Our consolidated statement of operations for fiscal year 2010 includes stock-based compensation charges related to the stock option purchase (in
thousands):
Cost of revenue $ 11,412
Research and development 90,456
Sales, general and administrative 38,373
Total $ 140,241
A total of 28.5 million options were tendered under the offer for an aggregate cash purchase price of $78.1 million, which was paid in exchange for
the cancellation of the eligible options. As a result of the tender offer, we incurred a charge of $140.2 million consisting of $124.1 million related to the
remaining unamortized stock based compensation expense associated with the unvested portion of the options tendered in the offer, $11.6 million related to
stock-based compensation expense resulting from amounts paid in excess of the fair value of the underlying options, plus $4.5 million related to associated
payroll taxes, professional fees and other costs.
Note 3 - Stock-Based Compensation
We measure stock-based compensation expense at the grant date of the related equity awards, based on the estimated fair value of the awards, and
recognize the expense using the straight-line attribution method over the requisite employee service period adjusted for estimated forfeitures. We estimate the
fair value of employee stock options on the date of grant using a binomial model and we use the closing trading price of our common stock on the date of
grant as the fair value of awards of restricted stock units, or RSUs. We calculate the fair value of our employee stock purchase plan using the Black-Scholes
model. Our stock based compensation for our employee stock purchase plan is expensed using an accelerated amortization model.

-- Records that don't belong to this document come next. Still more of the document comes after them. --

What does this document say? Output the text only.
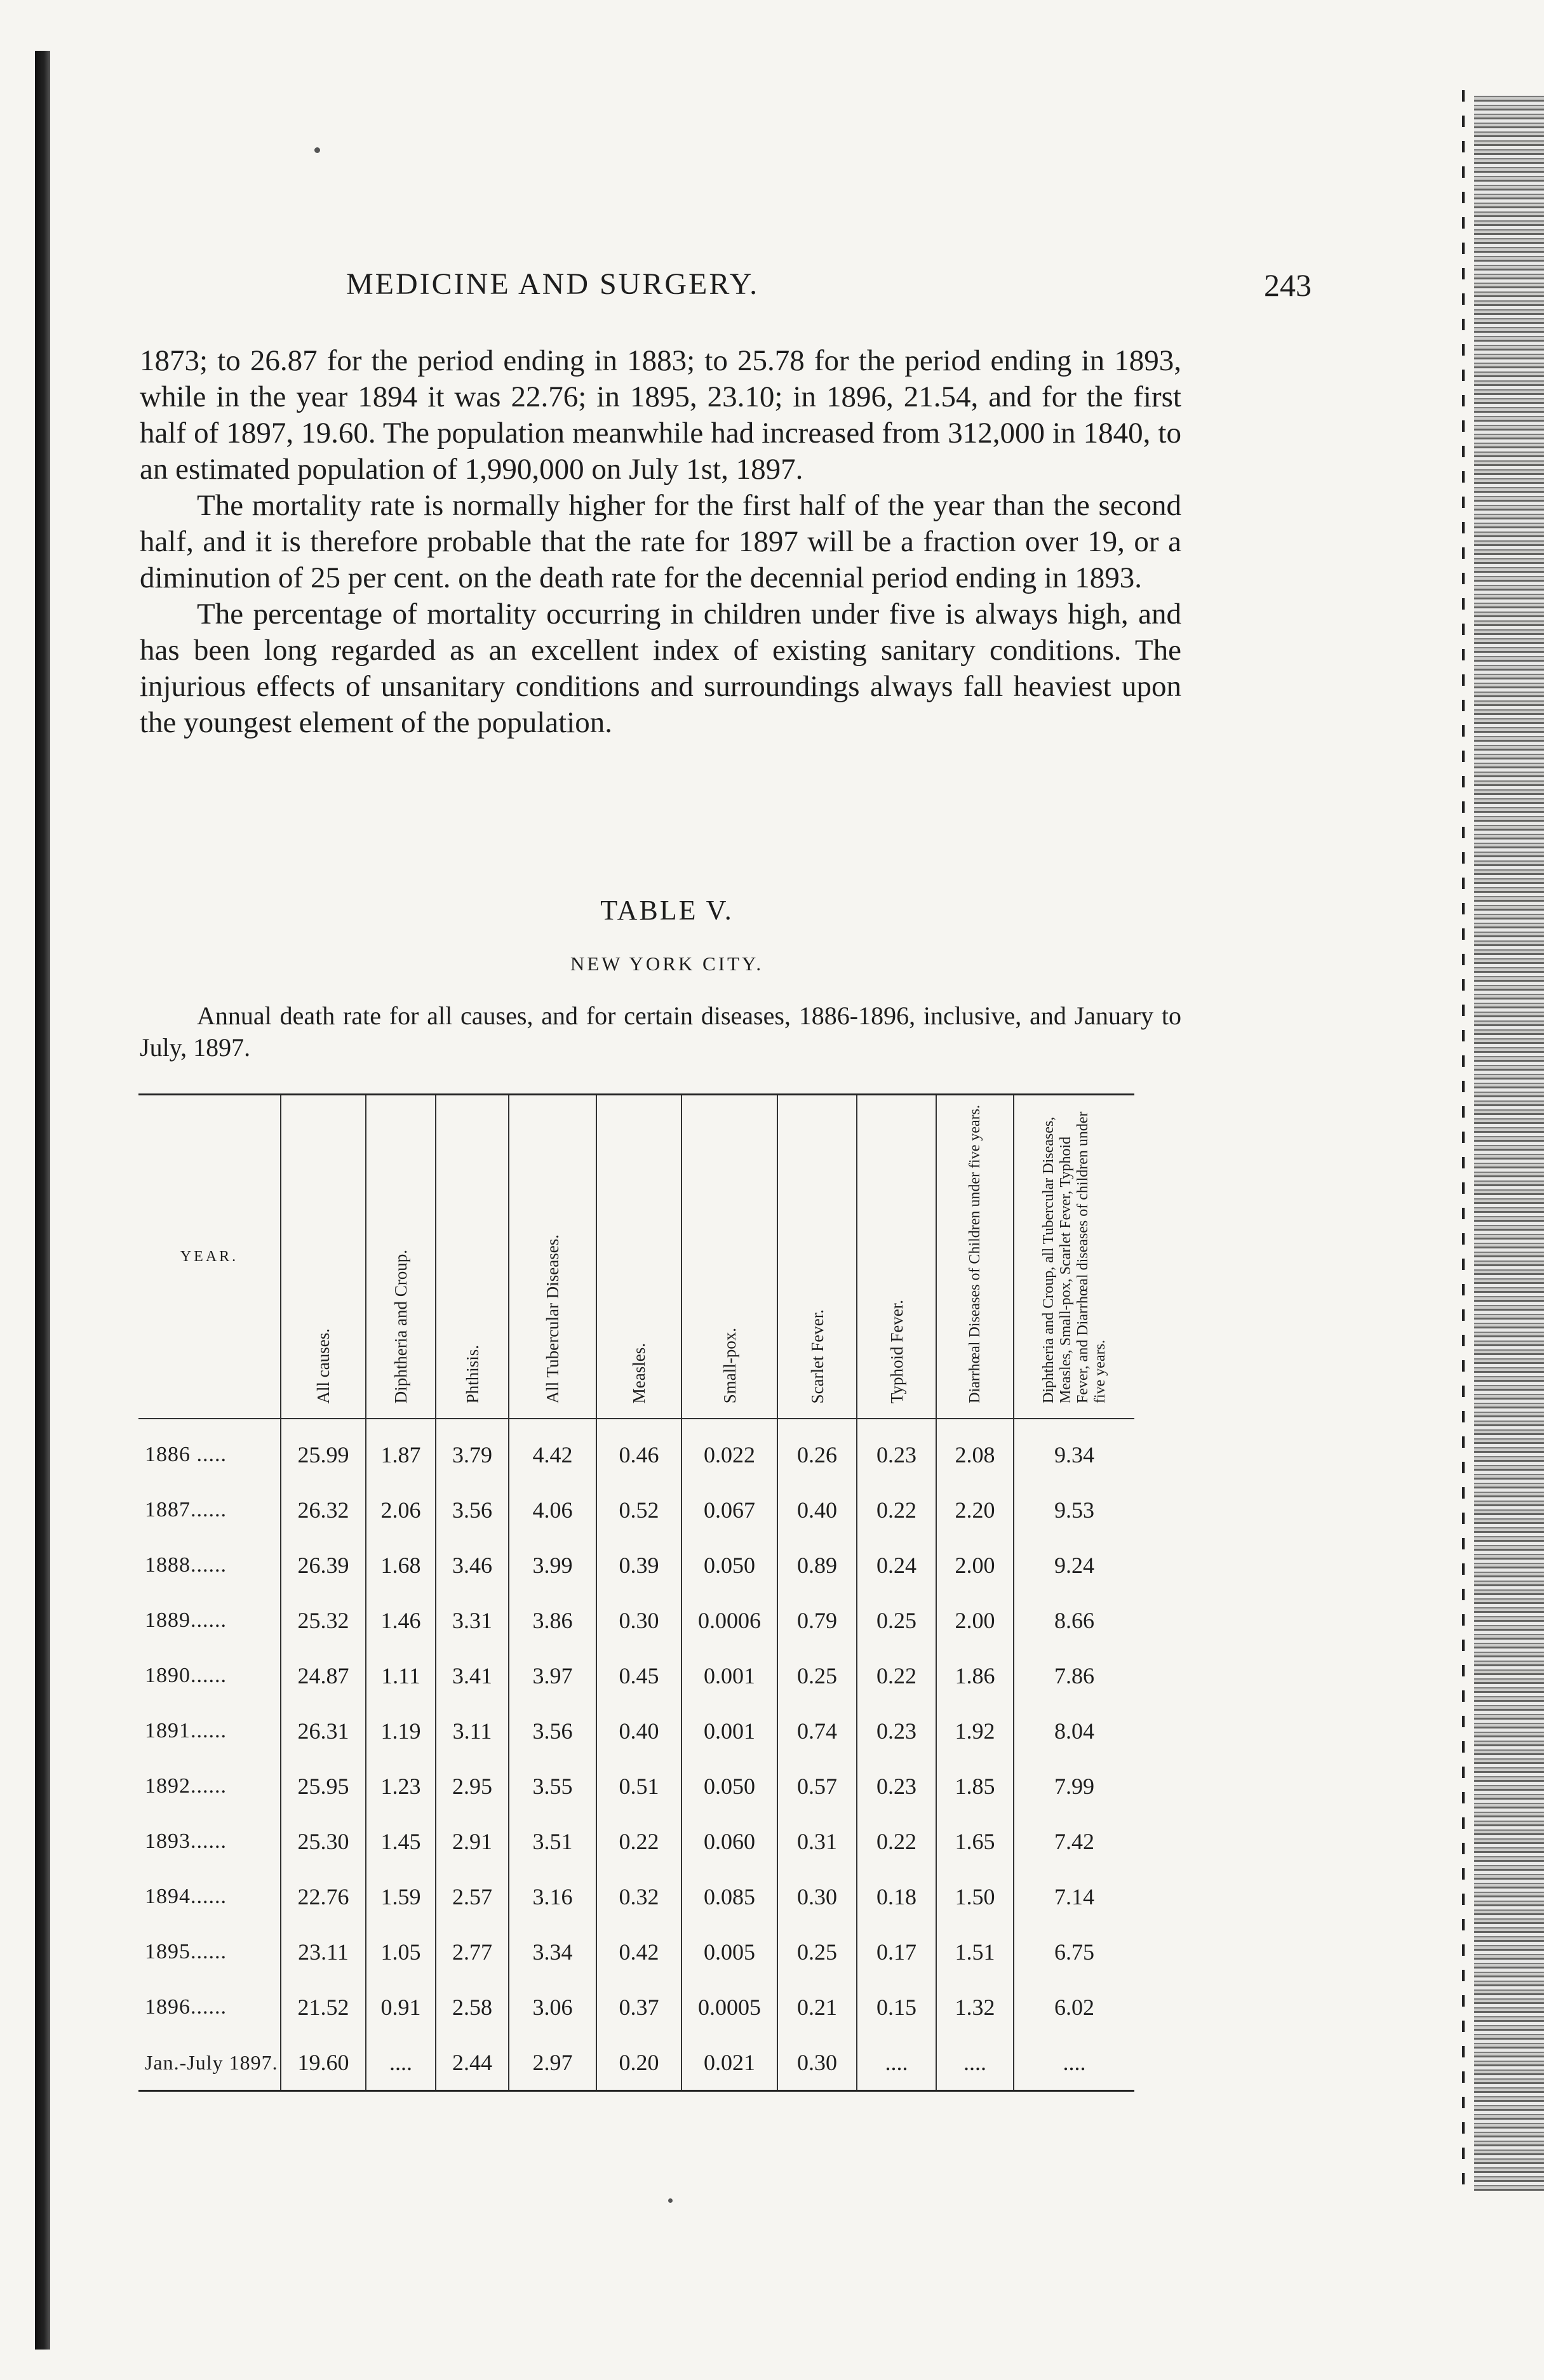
MEDICINE AND SURGERY.	243

1873; to 26.87 for the period ending in 1883; to 25.78 for the period ending in 1893, while in the year 1894 it was 22.76; in 1895, 23.10; in 1896, 21.54, and for the first half of 1897, 19.60. The population meanwhile had increased from 312,000 in 1840, to an estimated population of 1,990,000 on July 1st, 1897.

The mortality rate is normally higher for the first half of the year than the second half, and it is therefore probable that the rate for 1897 will be a fraction over 19, or a diminution of 25 per cent. on the death rate for the decennial period ending in 1893.

The percentage of mortality occurring in children under five is always high, and has been long regarded as an excellent index of existing sanitary conditions. The injurious effects of unsanitary conditions and surroundings always fall heaviest upon the youngest element of the population.

TABLE V.
NEW YORK CITY.
Annual death rate for all causes, and for certain diseases, 1886-1896, inclusive, and January to July, 1897.
YEAR.	All causes.	Diphtheria and Croup.	Phthisis.	All Tubercular Diseases.	Measles.	Small-pox.	Scarlet Fever.	Typhoid Fever.	Diarrhœal Diseases of Children under five years.	Diphtheria and Croup, all Tubercular Diseases, Measles, Small-pox, Scarlet Fever, Typhoid Fever, and Diarrhœal diseases of children under five years.
1886 .....	25.99	1.87	3.79	4.42	0.46	0.022	0.26	0.23	2.08	9.34
1887......	26.32	2.06	3.56	4.06	0.52	0.067	0.40	0.22	2.20	9.53
1888......	26.39	1.68	3.46	3.99	0.39	0.050	0.89	0.24	2.00	9.24
1889......	25.32	1.46	3.31	3.86	0.30	0.0006	0.79	0.25	2.00	8.66
1890......	24.87	1.11	3.41	3.97	0.45	0.001	0.25	0.22	1.86	7.86
1891......	26.31	1.19	3.11	3.56	0.40	0.001	0.74	0.23	1.92	8.04
1892......	25.95	1.23	2.95	3.55	0.51	0.050	0.57	0.23	1.85	7.99
1893......	25.30	1.45	2.91	3.51	0.22	0.060	0.31	0.22	1.65	7.42
1894......	22.76	1.59	2.57	3.16	0.32	0.085	0.30	0.18	1.50	7.14
1895......	23.11	1.05	2.77	3.34	0.42	0.005	0.25	0.17	1.51	6.75
1896......	21.52	0.91	2.58	3.06	0.37	0.0005	0.21	0.15	1.32	6.02
Jan.-July 1897.	19.60	....	2.44	2.97	0.20	0.021	0.30	....	....	....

In addition to the stock-based compensation expense related to our cash tender offer to purchase certain employee stock options as described in Note 2
– Stock Option Purchase, our consolidated statements of operations include stock-based compensation expense, net of amounts capitalized as inventory, as
follows:
Year Ended
January 30 January 31, January 25,
2011 2010 2009
(In thousands)
Cost of revenue $ 8,308 $ 12,050 $ 11,939
Research and development 57,974 61,337 98,007
Sales, general and administrative 34,071 33,704 52,760
Total $ 100,353 $ 107,091 $ 162,706
As of January 30, 2011 and January 31, 2010, the aggregate amount of unearned stock-based compensation expense related to our equity awards was
$147.1 million and $125.3 million, respectively, adjusted for estimated forfeitures. As of January 30, 2011 and January 31, 2010, we expect to recognize the
unearned stock-based compensation expense related to stock options over an estimated weighted average amortization period of 1.7 years and 1.8 years,
respectively. As of January 30, 2011, and January 31, 2010 we expect to recognize the unearned stock-based compensation expense related to RSUs over an
estimated weighted average amortization period of 2.4 years and 2.3 years.
Stock-based compensation capitalized in inventories resulted in a charge of $0.7 million and $2.5 million in cost of revenue during the fiscal years
ended January 30, 2011 and January 31, 2010, respectively.
During fiscal years 2011, 2010 and 2009, we granted approximately 5.8 million, 7.7 million and 17.9 million stock options, respectively, with estimated
total grant-date fair values of $34.4 million, $44.2 million and $143.6 million, respectively, and weighted average grant-date fair values of $5.89, $5.74 and
$8.03 per option, respectively. During fiscal year 2011, we granted approximately 7.1 million RSUs, with estimated total grant-date fair values of $96.7
million and weighted average grant-date fair value of $13.61. During fiscal year 2010 we granted approximately 7.7 million RSUs, with estimated total grant-
date fair values of $94.1 million and weighted average grant-date fair value of $12.26.
Of the estimated total grant-date fair value, we estimated that the stock-based compensation expense related to the equity awards that are not expected
to vest for fiscal years 2011, 2010 and 2009 was $23.5 million, $25.7 million and $23.8 million, respectively.
Valuation Assumptions
We utilize a binomial model for calculating the estimated fair value of new stock-based compensation awards granted under our stock option plans. We
have determined that the use of implied volatility is expected to be reflective of market conditions and, therefore, can be expected to be a reasonable indicator
of our expected volatility. We also segregate options into groups of employees with relatively homogeneous exercise behavior in order to calculate the best
estimate of fair value using the binomial valuation model. As such, the expected term assumption used in calculating the estimated fair value of our stock-
based compensation awards using the binomial model is based on detailed historical data about employees' exercise behavior, vesting schedules, and death
and disability probabilities. Our management believes the resulting binomial calculation provides a reasonable estimate of the fair value of our employee
stock options. For our employee stock purchase plan we continue to use the Black-Scholes model.
We estimate forfeitures at the time of grant and revise the estimates of forfeiture, if necessary, in subsequent periods if actual forfeitures differ from
those estimates. Forfeitures are estimated based on historical experience.